Parametric study of large-eddy simulation to capture scaling laws of velocity fluctuations in neutral atmospheric boundary layers

Abstract

The development of digital twins for wind farms often involves the use of large-eddy simulation (LES) to model atmospheric boundary layers. Existing LES solvers primarily focus on accurately capturing streamwise fluctuations. They, however, overlook the less energetic cross-stream fluctuations, which play a crucial role in wind turbine wake evolution. In this study, we conduct a systematic parametric study and incorporate changes in an open-source LES solver. The improved solver is able to predict all three components of velocity fluctuations in alignment with the scaling laws derived from the attached-eddy hypothesis.

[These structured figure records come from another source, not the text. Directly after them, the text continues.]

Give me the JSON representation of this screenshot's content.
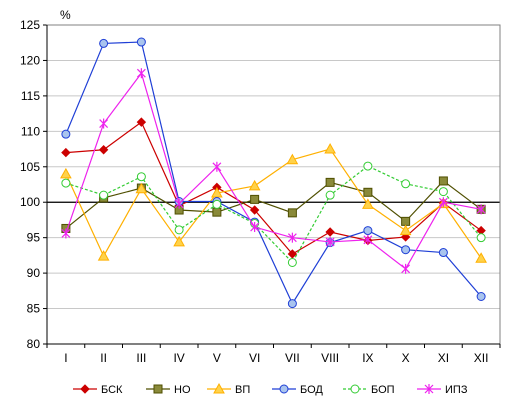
{
  "chart_data": {
    "type": "line",
    "ylabel": "%",
    "ylim": [
      80,
      125
    ],
    "ystep": 5,
    "reference_line": 100,
    "grid": "horizontal",
    "legend_position": "bottom",
    "categories": [
      "I",
      "II",
      "III",
      "IV",
      "V",
      "VI",
      "VII",
      "VIII",
      "IX",
      "X",
      "XI",
      "XII"
    ],
    "series": [
      {
        "name": "БСК",
        "color": "#cc0000",
        "marker": "diamond",
        "dash": false,
        "values": [
          107.0,
          107.4,
          111.3,
          99.5,
          102.1,
          98.9,
          92.7,
          95.8,
          94.6,
          95.1,
          99.9,
          96.0
        ]
      },
      {
        "name": "НО",
        "color": "#4f4f00",
        "marker": "square",
        "dash": false,
        "values": [
          96.3,
          100.6,
          102.0,
          98.9,
          98.6,
          100.4,
          98.5,
          102.8,
          101.4,
          97.3,
          103.0,
          99.0
        ]
      },
      {
        "name": "ВП",
        "color": "#ffb000",
        "marker": "triangle",
        "dash": false,
        "values": [
          104.0,
          92.4,
          101.9,
          94.4,
          101.3,
          102.3,
          106.0,
          107.5,
          99.7,
          96.0,
          99.8,
          92.1
        ]
      },
      {
        "name": "БОД",
        "color": "#1f3fd6",
        "marker": "circle",
        "dash": false,
        "values": [
          109.6,
          122.4,
          122.6,
          100.1,
          100.1,
          97.2,
          85.7,
          94.3,
          96.0,
          93.3,
          92.9,
          86.7
        ]
      },
      {
        "name": "БОП",
        "color": "#33cc33",
        "marker": "circle-open",
        "dash": true,
        "values": [
          102.7,
          101.0,
          103.6,
          96.1,
          99.7,
          97.0,
          91.5,
          101.0,
          105.1,
          102.6,
          101.5,
          95.0
        ]
      },
      {
        "name": "ИПЗ",
        "color": "#ee22ee",
        "marker": "star",
        "dash": false,
        "values": [
          95.6,
          111.1,
          118.2,
          99.8,
          105.0,
          96.5,
          95.0,
          94.4,
          94.7,
          90.6,
          100.0,
          99.0
        ]
      }
    ]
  }
}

In particular, we examine the impact of (i) the subgrid-scale model, (ii) the wall model, (iii) the von Kármán constant, and (iv) the grid-cell aspect ratio. We find that although all these factors influence the prediction of velocity fluctuations, the grid-cell aspect ratio has the greatest effect on the spanwise and vertical velocity components. Notably, utilizing nearly isotropic grid cells leads to the best alignment of all three velocity component fluctuations with the scaling laws. Spectral analysis further demonstrates that the present LES solver accurately predicts the characteristic length scales for all velocity fluctuation components, making it a reliable tool for obtaining turbulent inflow conditions for wind farm modeling.